İpekli giymek, içki içmek ve zinâ halâl yapılır ve yardımcıları çok olur. Kıyâmete kadar böyle gider) buyuruldu. Bu hadîs-i şerîfde, hazret-i Mu’âviyenin güçle, zorla hükûmeti ele geçireceği, fekat zulmün, fesâdın Onun zemânında değil, dahâ sonra başlıyacağı açıkca bildirilmekdedir. Şâh Veliyyullah, hadîs-i şerîfde bildirilen zulmün, fesâdın, Abbâsî devletinin kurulması ile başladığını yazarak, Muhammed Kutbun iftirâ etdiğini ortaya koymakdadır.
Hazret-i Mu’âviyenin Melik olacağına hadîs-i şerîflerde işâret vardır.
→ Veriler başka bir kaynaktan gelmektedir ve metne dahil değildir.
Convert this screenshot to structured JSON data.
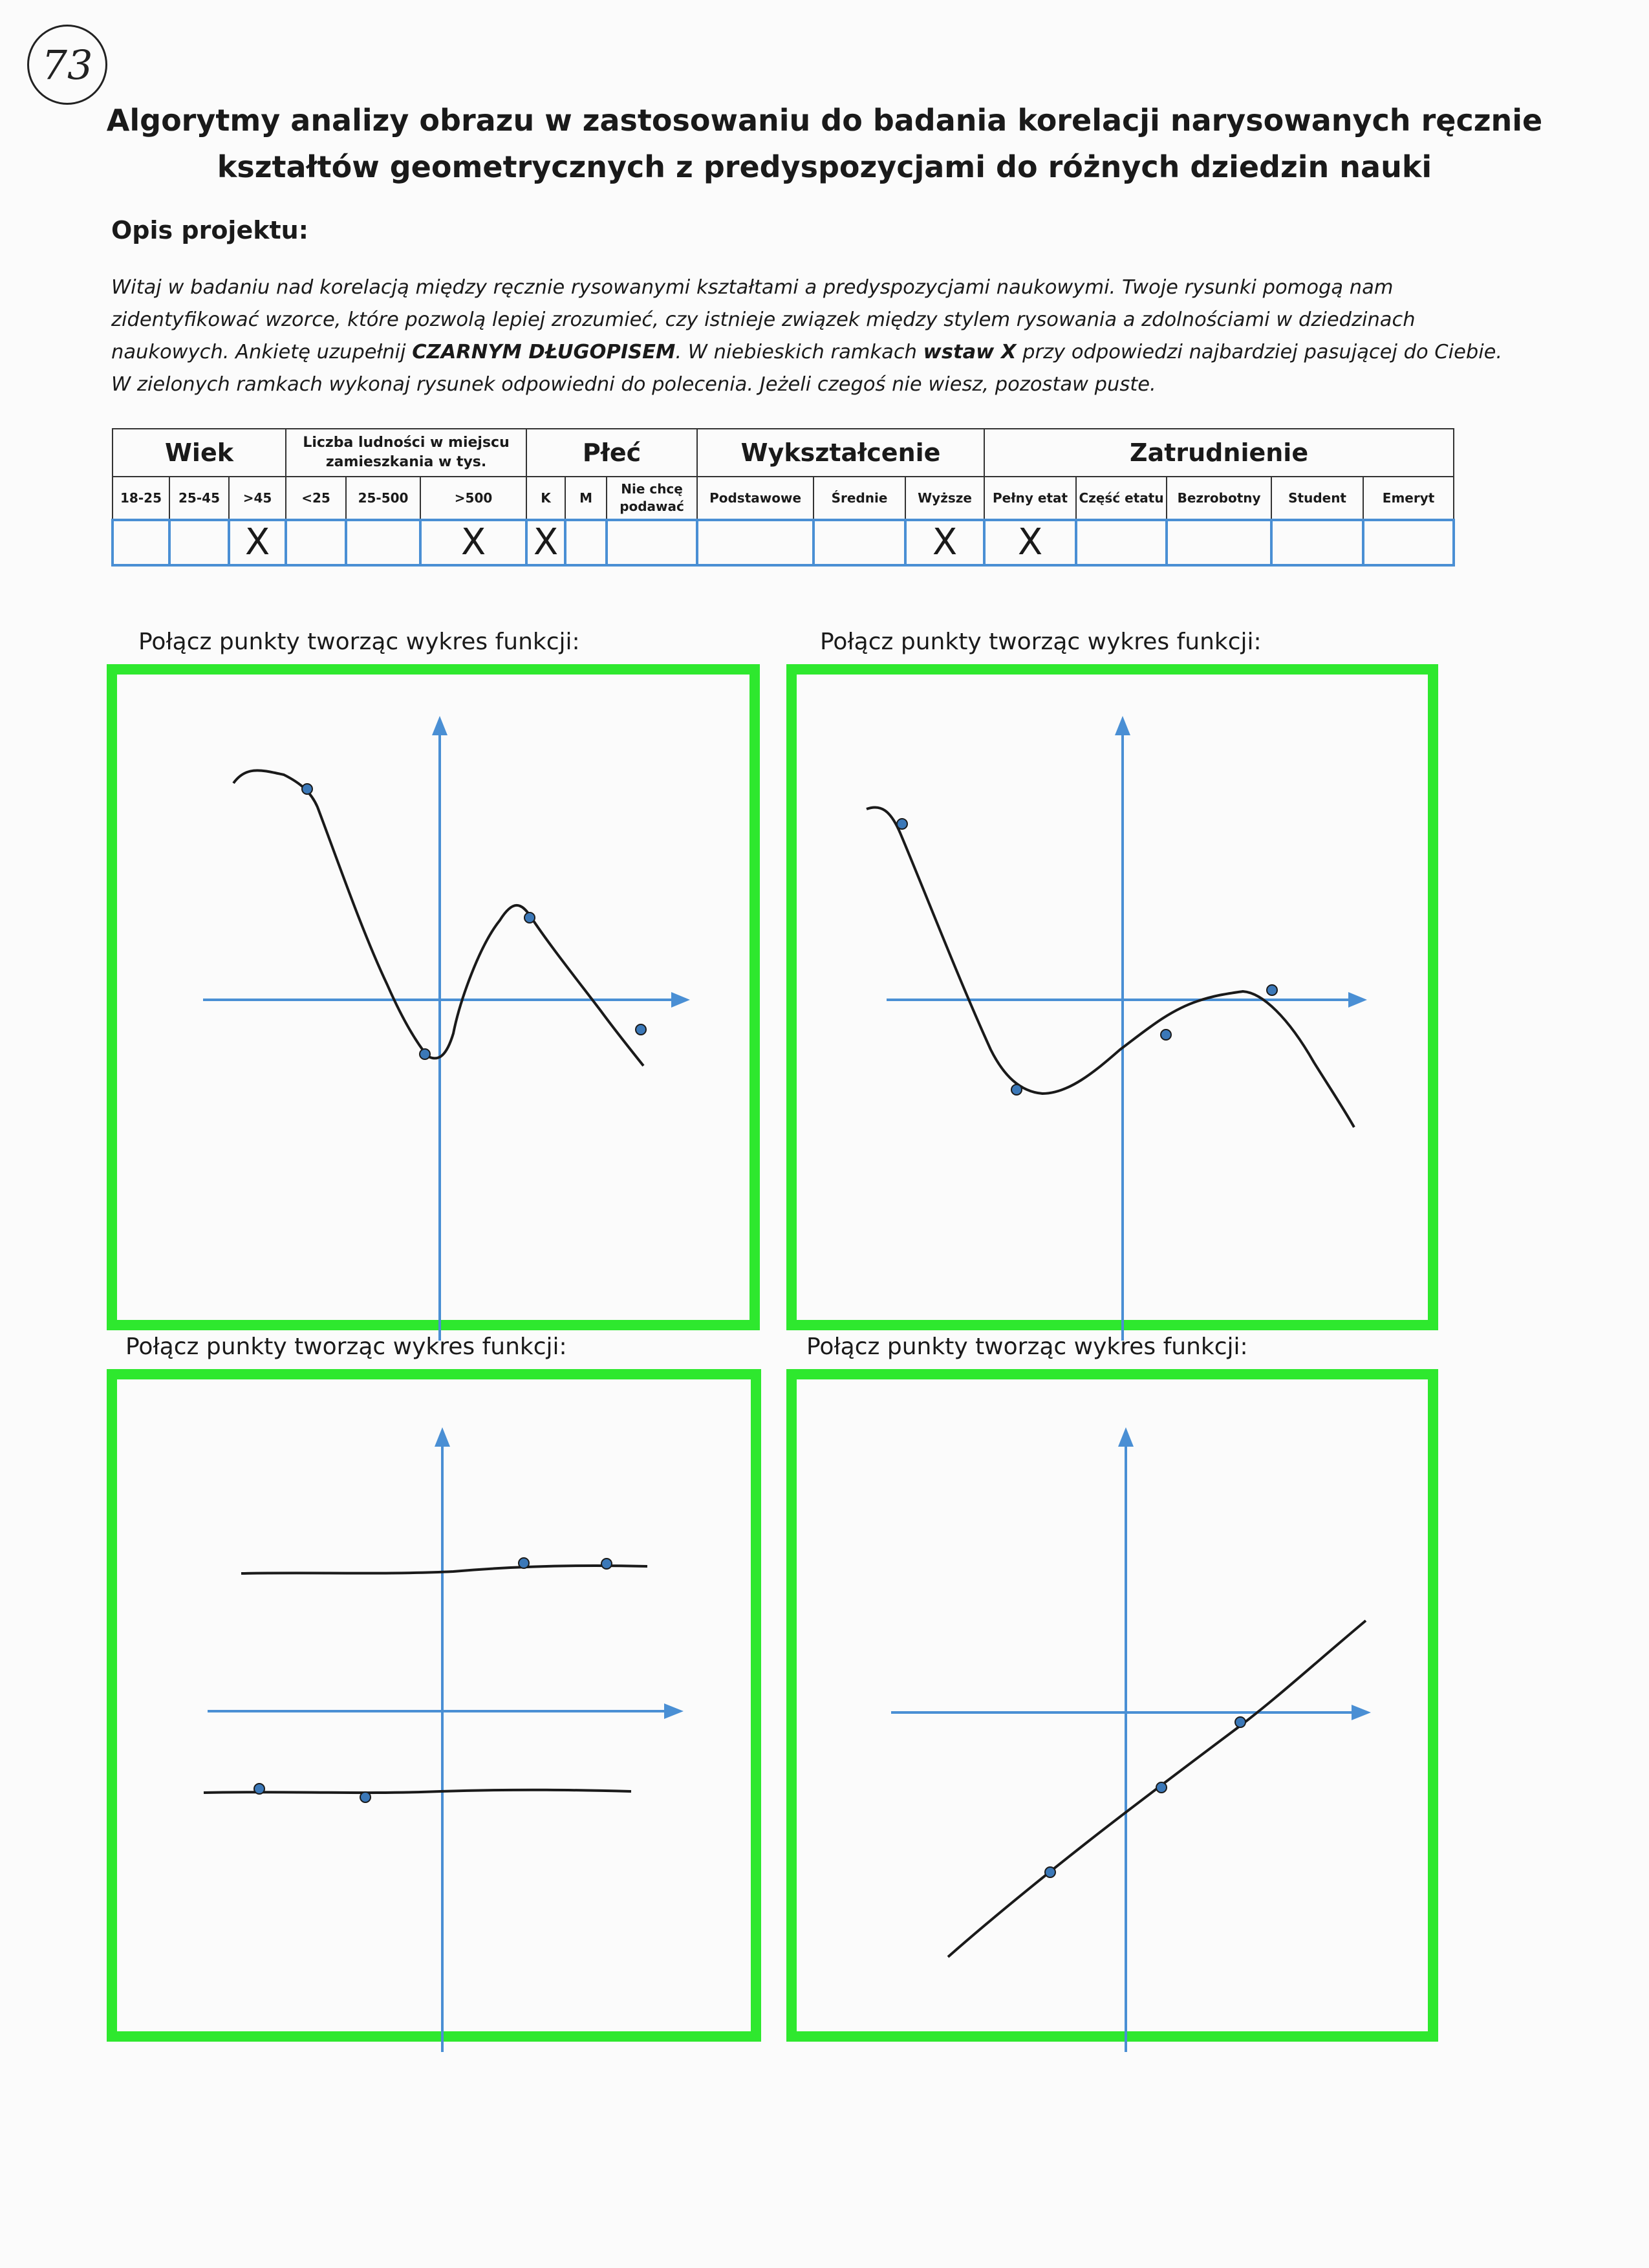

Bunun için, hazret-i Mu’âviye, hazret-i Hasen hilâfeti kendisine teslim etdikden ve Eshâb-ı kirâm oy verdikden sonra, (Halîfe-i âdil) olmuşdur. Bu yüce Sahâbîye (Melik-i adûd) demek ve bu kelimeye zâlim, kâfir gibi yanlış ma’nâlar vermek büyük iftirâdır. Bunu azgın kral diye terceme edenin ise, islâmiyyetden nasîb alamamış olduğu anlaşılmakdadır.
Kâfirlerin devlet başkanlarına kral denir. Vaktiyle Fransa kralı, İngiliz kralı, Bulgar kralları böyle idi. Bir islâm melikine, müslimânların halîfe diyerek, saydıkları ve sevdikleri mubârek bir zâta kral demek, o melikin ve onun milletinin hepsinin kâfir olduklarını söylemek demekdir. Resûlullah “sallallahü aleyhi ve sellem” efendimiz, hazret-i Mu’âviyeye (Melik)diyor. Milyarlarca müslimân da, melik ve halîfe diyor. Hadîs-i şerîflerde medh ve düâ buyurulan ve afv olundukları ve Cennete gidecekleri âyet-i kerîmelerle müjdelenmiş olanlardan biri bulunan hazret-i Mu’âviye gibi bir islâm mücâhidine, bu şanlı ve şerefli sahâbîye zâlim damgasını basacak bir kimse meydâna çıkmamışdı. İslâm mücâhidlerini, hadîs-i şerîfle övülen, hayrlı zemânın arslanlarını, Avrupadaki zâlim ve kâfir derebeylerine benzetmek, islâmiyyetin şahdamarına hançer saplamak demekdir. (Kıyâmet günü azâb melekleri, kâfirlerden önce, ilmi fâideli olmıyan din adamlarına azâb yapacaklardır) ve(Kıyâmetde azâbların en şiddetlisi, ilmi fâidesiz olan din adamına olacakdır) hadîs-i şerîfleri meşhûrdur. Bu hadîs-i şerîfler, gençleri uyandırıyor. Sahte din dergilerinin, din âlimi olarak tanıtdıkları kişilerin, Cehennemde şiddetli azâb görecek birer mücrim, birer îmân hırsızı olduklarını bildiriyor.
Yukarıdaki yazı, birinci cihân harbindeki Lawrens câsûsunu hâtırlatıyor. İyi arabî bilen, sarıklı, sakallı, cübbeli bu İngiliz kâfiri, islâm âlimi görünerek, Ehl-i sünnetin büyüklerini kötülemişdi. Eshâb-ı kirâma, islâm halîfelerine ve Osmânlı Türklerine leke sürerek, yüzbinlerle müslimânı yoldan çıkarmışdı. Böylece, islâmiyyeti değişdirmeğe, bozmağa uğraşanların Türklerden ayrılarak, bir devlet kurmalarını sağlamışdı. Vehhâbî kitâbları, hâlis müslimânlara müşrik diyor. Bize, ya’nî Ehl-i sünnete kâfir damgasını basıyorlar.